Football undefeated, goes 4-0 on the season
Sophomore running-back Kenneth Hamilton didn’t always score three touchdowns and 2.5 times more rushing yards than his opponent’s entire offense combined.
He entered the university as a wide receiver, playing in seven games for 20 total rushing yards and no touchdowns. After his freshman season, his main gripe was that he was hungry for more time on the field. “Last year kind of sucked, not being able to play as much as I would like to,” he said in the spring.
But after the team graduated five running backs, the coaching staff approached Hamilton and asked him about making the switch. It took the then-freshman no longer than one day to make the decision. “[I] was like, ‘I’ll do anything that helps the team.’ I really don’t care where I am, as long as I’m playing football,” he said.
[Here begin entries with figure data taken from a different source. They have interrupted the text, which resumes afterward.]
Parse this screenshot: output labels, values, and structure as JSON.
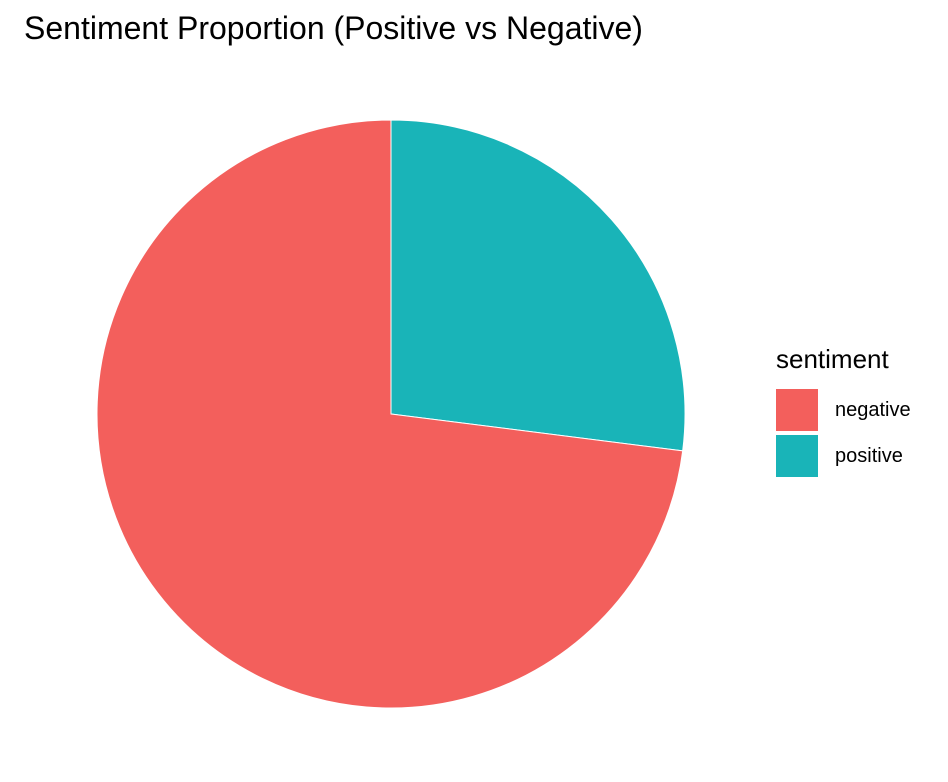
{
  "chart_data": {
    "type": "pie",
    "title": "Sentiment Proportion (Positive vs Negative)",
    "legend_title": "sentiment",
    "legend_position": "right",
    "start_angle": "12 o'clock",
    "direction": "clockwise",
    "categories": [
      "positive",
      "negative"
    ],
    "values": [
      0.27,
      0.73
    ],
    "colors": [
      "#19B4B8",
      "#F35F5C"
    ],
    "legend_order": [
      "negative",
      "positive"
    ]
  }
}
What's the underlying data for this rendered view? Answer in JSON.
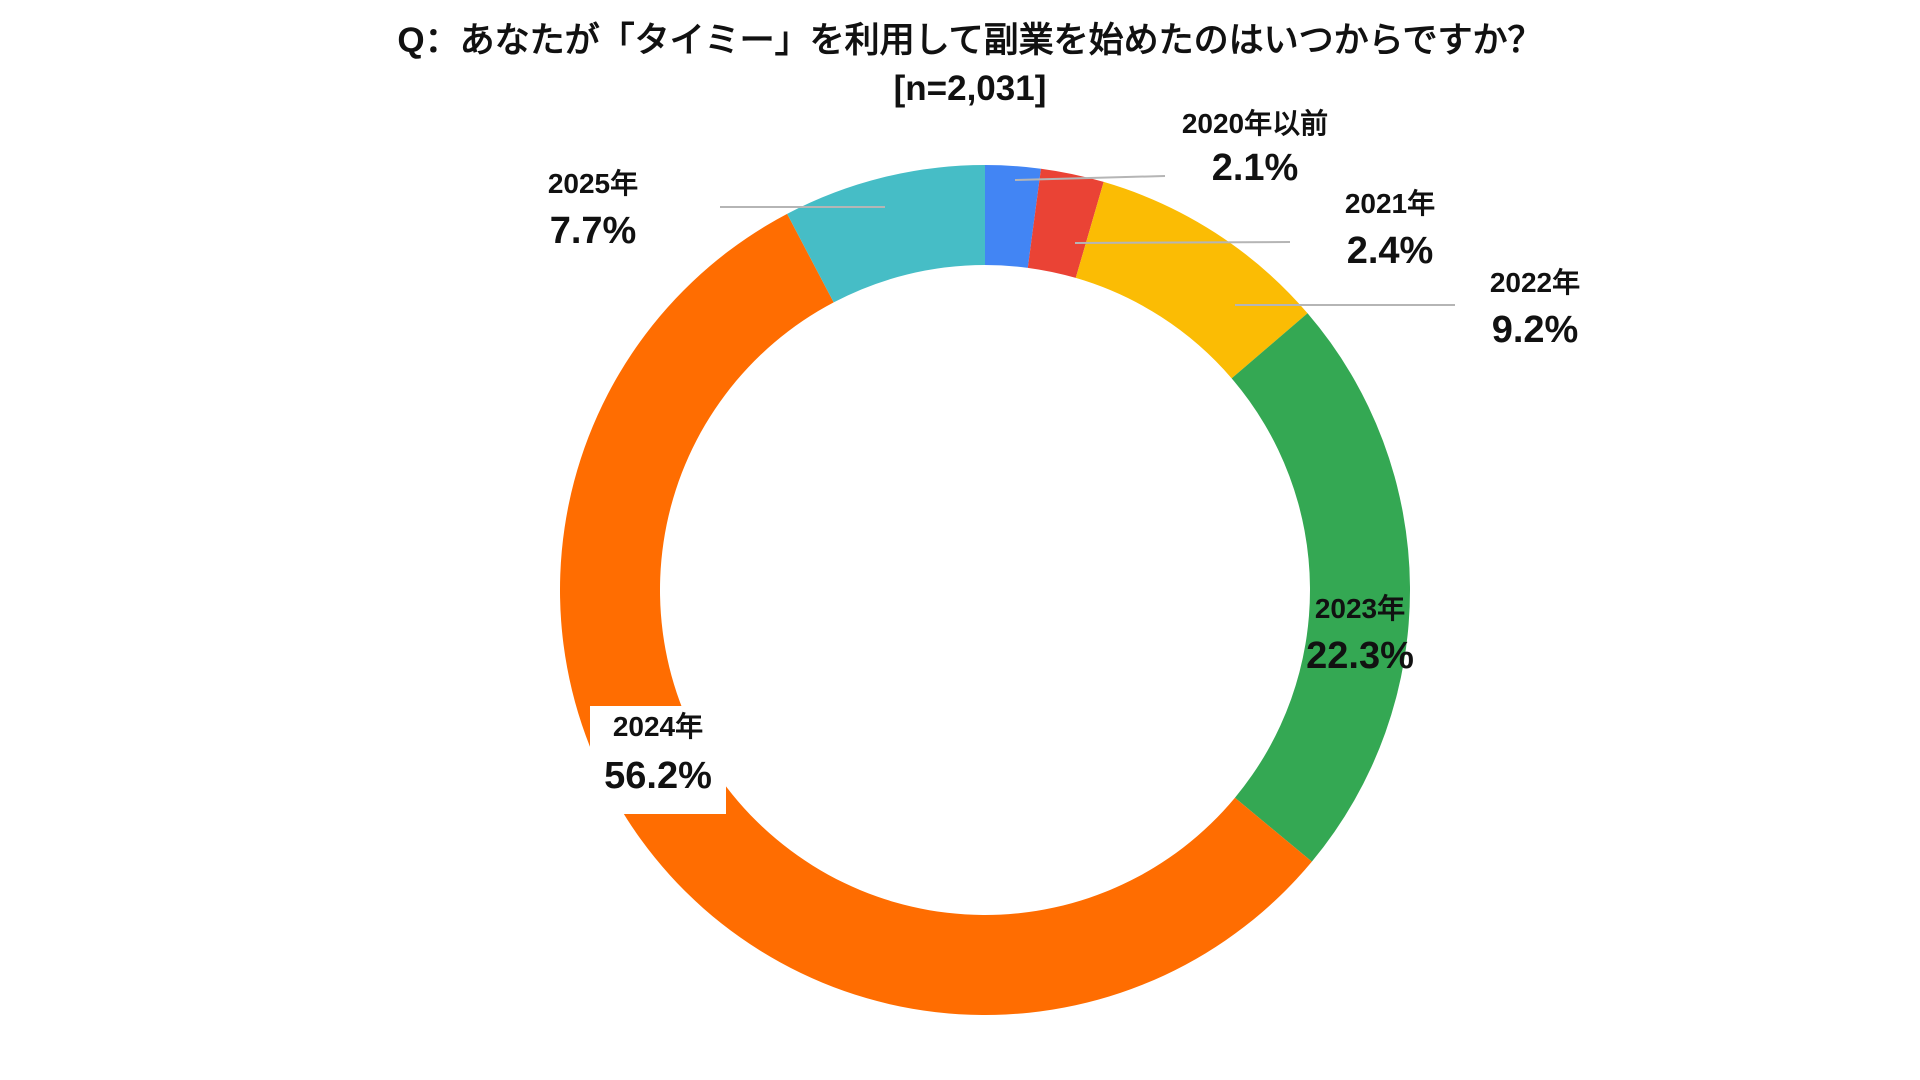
{
  "chart_data": {
    "type": "pie",
    "variant": "donut",
    "title": "Q：あなたが「タイミー」を利用して副業を始めたのはいつからですか？",
    "subtitle": "[n=2,031]",
    "start_angle_deg": 0,
    "direction": "clockwise",
    "slices": [
      {
        "label": "2020年以前",
        "value": 2.1,
        "value_label": "2.1%",
        "color": "#4285F4"
      },
      {
        "label": "2021年",
        "value": 2.4,
        "value_label": "2.4%",
        "color": "#EA4335"
      },
      {
        "label": "2022年",
        "value": 9.2,
        "value_label": "9.2%",
        "color": "#FBBC04"
      },
      {
        "label": "2023年",
        "value": 22.3,
        "value_label": "22.3%",
        "color": "#34A853"
      },
      {
        "label": "2024年",
        "value": 56.2,
        "value_label": "56.2%",
        "color": "#FF6D01"
      },
      {
        "label": "2025年",
        "value": 7.7,
        "value_label": "7.7%",
        "color": "#46BDC6"
      }
    ]
  }
}
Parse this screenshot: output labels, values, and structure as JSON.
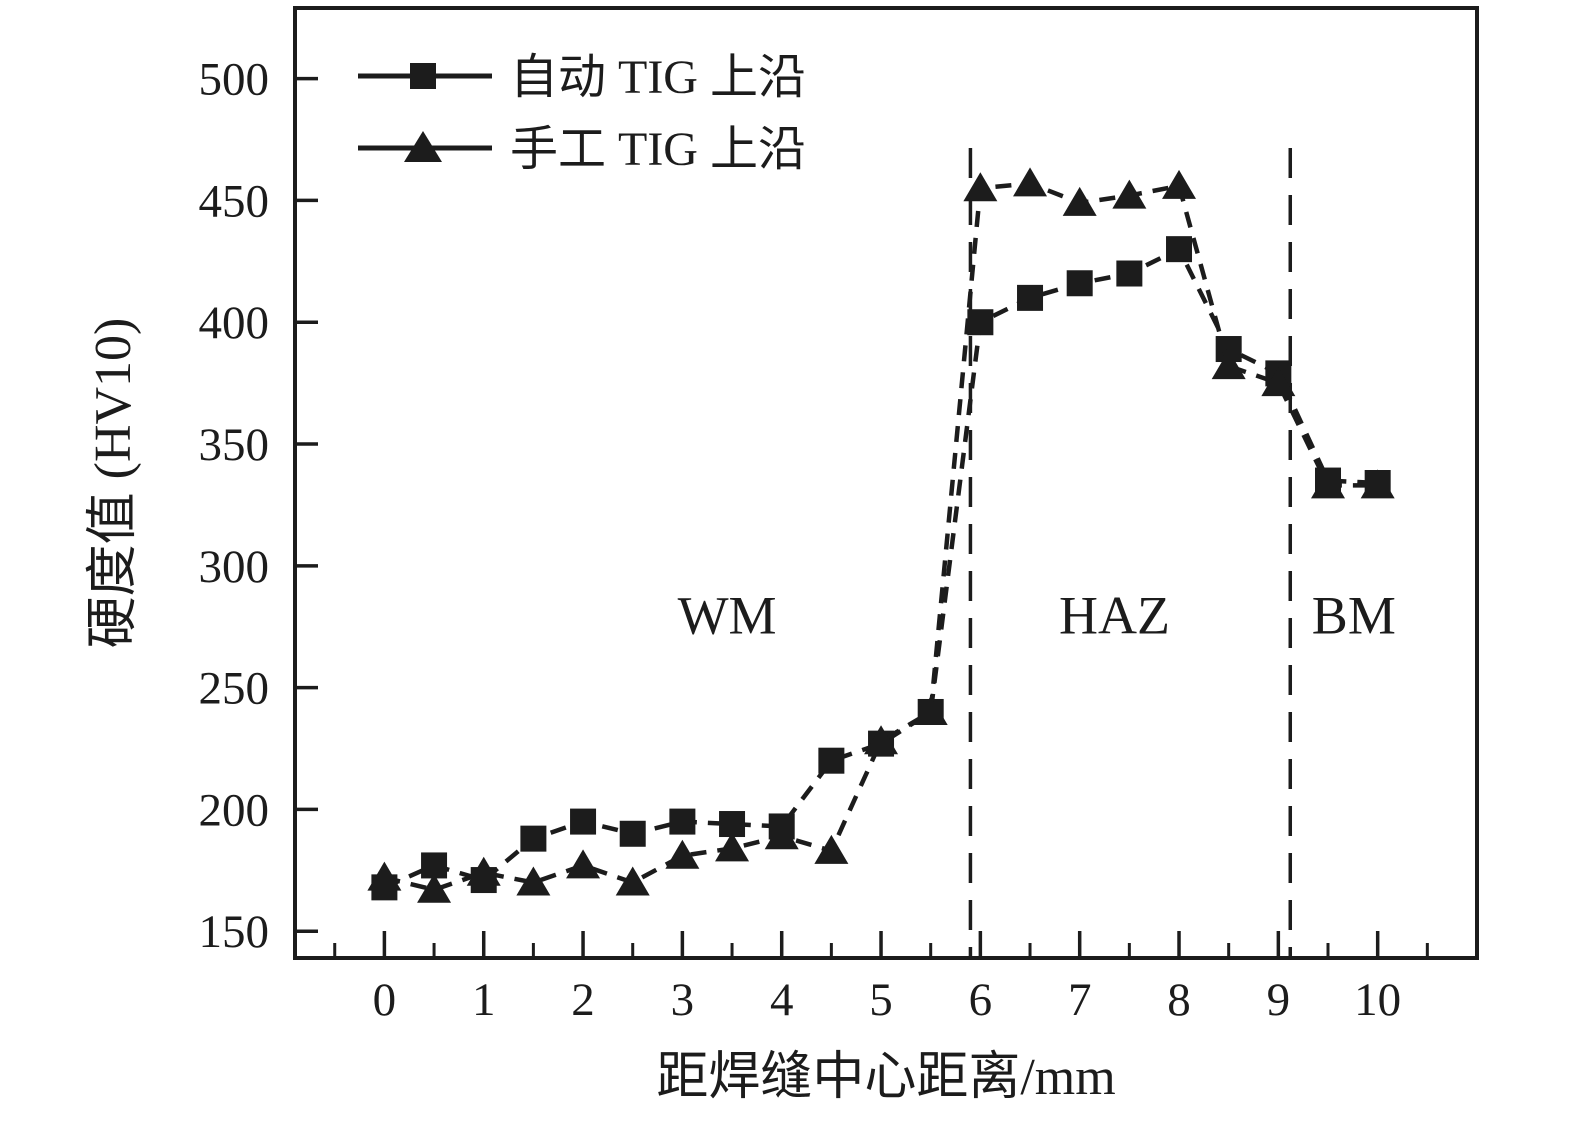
{
  "colors": {
    "ink": "#1c1c1c",
    "background": "#ffffff"
  },
  "chart_data": {
    "type": "line",
    "title": "",
    "xlabel": "距焊缝中心距离/mm",
    "ylabel": "硬度值 (HV10)",
    "xlim": [
      -0.9,
      11.0
    ],
    "ylim": [
      139,
      529
    ],
    "grid": false,
    "legend_position": "top-left",
    "x_ticks": [
      0,
      1,
      2,
      3,
      4,
      5,
      6,
      7,
      8,
      9,
      10
    ],
    "x_minor_step": 0.5,
    "y_ticks": [
      150,
      200,
      250,
      300,
      350,
      400,
      450,
      500
    ],
    "x": [
      0,
      0.5,
      1,
      1.5,
      2,
      2.5,
      3,
      3.5,
      4,
      4.5,
      5,
      5.5,
      6,
      6.5,
      7,
      7.5,
      8,
      8.5,
      9,
      9.5,
      10
    ],
    "series": [
      {
        "name": "自动 TIG 上沿",
        "marker": "square",
        "values": [
          168,
          177,
          171,
          188,
          195,
          190,
          195,
          194,
          193,
          220,
          227,
          240,
          400,
          410,
          416,
          420,
          430,
          389,
          379,
          335,
          334
        ]
      },
      {
        "name": "手工 TIG 上沿",
        "marker": "triangle",
        "values": [
          172,
          167,
          174,
          170,
          177,
          170,
          181,
          184,
          189,
          183,
          228,
          240,
          455,
          457,
          449,
          452,
          456,
          382,
          375,
          333,
          333
        ]
      }
    ],
    "zone_dividers": [
      5.9,
      9.12
    ],
    "zone_labels": [
      {
        "text": "WM",
        "x": 3.45,
        "y": 280
      },
      {
        "text": "HAZ",
        "x": 7.35,
        "y": 280
      },
      {
        "text": "BM",
        "x": 9.76,
        "y": 280
      }
    ]
  }
}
And in the team’s fourth game, where they came away with a 56-21 win against North Park University, he led the offense with 165 rushing yards and three touchdowns, simply outpacing the rest of the field. Yet, he was also only one of the many competitive pieces of the Bears’ running back core.
“The skillset on the offense is ridiculous — best in the CCIW, probably the best in Division III,” Hamilton said. “We just [create] problems [for our opponents] everywhere: [there are] four receivers in the field [and] two or three running backs in the backfield that can do whatever they want. It’s not an easy game plan for a defensive coordinator.”
Hamilton found the first hole in the North Park defense, cementing a 4-play, 40-yard drive to put the Bears to an early 7-0 lead with a touchdown. Despite striking first, the ensuing kickoff led to a 99-yard return for a touchdown by Vikings returner Juan Nieves, which tied the score at 7-7 after the converted extra point.
After this brief slip-up, including a fumble on the very next drive, WashU scored touchdowns on its next four drives to push the lead to 35-7 with around six minutes left in the first half. North Park’s next score came right after WashU’s fifth touchdown drive. The 75-yard drive was the last of the half, which ended 35-14 for WashU.
Despite leading by 21 points going into the half, the team still had the mindset of having something to prove. “If we’re really the team that we want to be, let’s show it,” junior nose tackle Johnathan Smith said about the team’s mindset. They continued to put on a dominant defensive performance in the second half, only allowing three additional rushing yards and shutting down any offensive sparks from North Park.
The second half was defined by an illegal contact penalty. As the ball was punted to the WashU field post, a North Park defenseman put sophomore reciever Collin Goldberg in the dirt. Even after the penalty, WashU was awarded two unsportsmanlike-play penalties in a chippy game that got aggressive in the fourth quarter.
“When somebody hits one of your best players defensively, it just changes your whole mindset. It’s like, I’m not trying to win this game; I’m trying to embarrass you. Because you don’t do that,” Hamilton said.
“We’re a very close team emotionally, and we fought this game — we got into [it] a little bit. I mean, these are the guys that you go to war with every week. And we are a close enough unit [that] we are willing to defend each other,” Smith added.
An interception in the third quarter from QB Matt Rush brought the Vikings to within 21 points, but the fourth quarter began with another Bears touchdown. WashU added one more to bring the team to a 56-21 victory, which they held until the final whistle. Rush went 18-24 to average the fourth-best passing efficiency in Division III.
“It’s always good to get a win, but it wasn’t very pretty,” senior captain Cole Okmin said. “We let our emotions get the best of us — that’s something we have to do better, at least for me. We won by a lot. But we’re gonna have to play a lot better going forward.”
WashU has outscored their opponents 207-51 in these four games and looks to continue the offensive barrage against Illinois Wesleyan University at a 1 p.m. showdown on Francis Olympic Field. It’s a rivalry that spans six matchups. Last year, WashU won 38-22, but it will likely be their most challenging game to date.
“It doesn’t matter what level or what competition — if we’re doing what we do, if we’re doing our jobs, if we’re doing each individual job to the best of our [abilities], we go toe-to-toe with anybody,” Smith said. “Yeah, man. I don’t think anybody’s afraid of it.”
The team got another win, but they also learned an important lesson about playing in a high-tension matchup.
“The better teams get in our schedule, [we also need to work on] keeping our exposure. Once we got hot and angry, we actually played even worse,” Okmin said. “So yeah, it was a good lesson to learn; now, we’ll carry it forward.”
Head coach Aaron Keen’s coaching philosophy has been clear to his players: one day at a time. “We have a theme of just not looking too far ahead,” Hamilton said. “North Central, they’re not having a year like they had last year. They had some dogs last year, and they don’t this year. I don’t think they’re as good as they were last year, and I think that [that] matchup is gonna be one [that] everyone’s gonna want to watch.”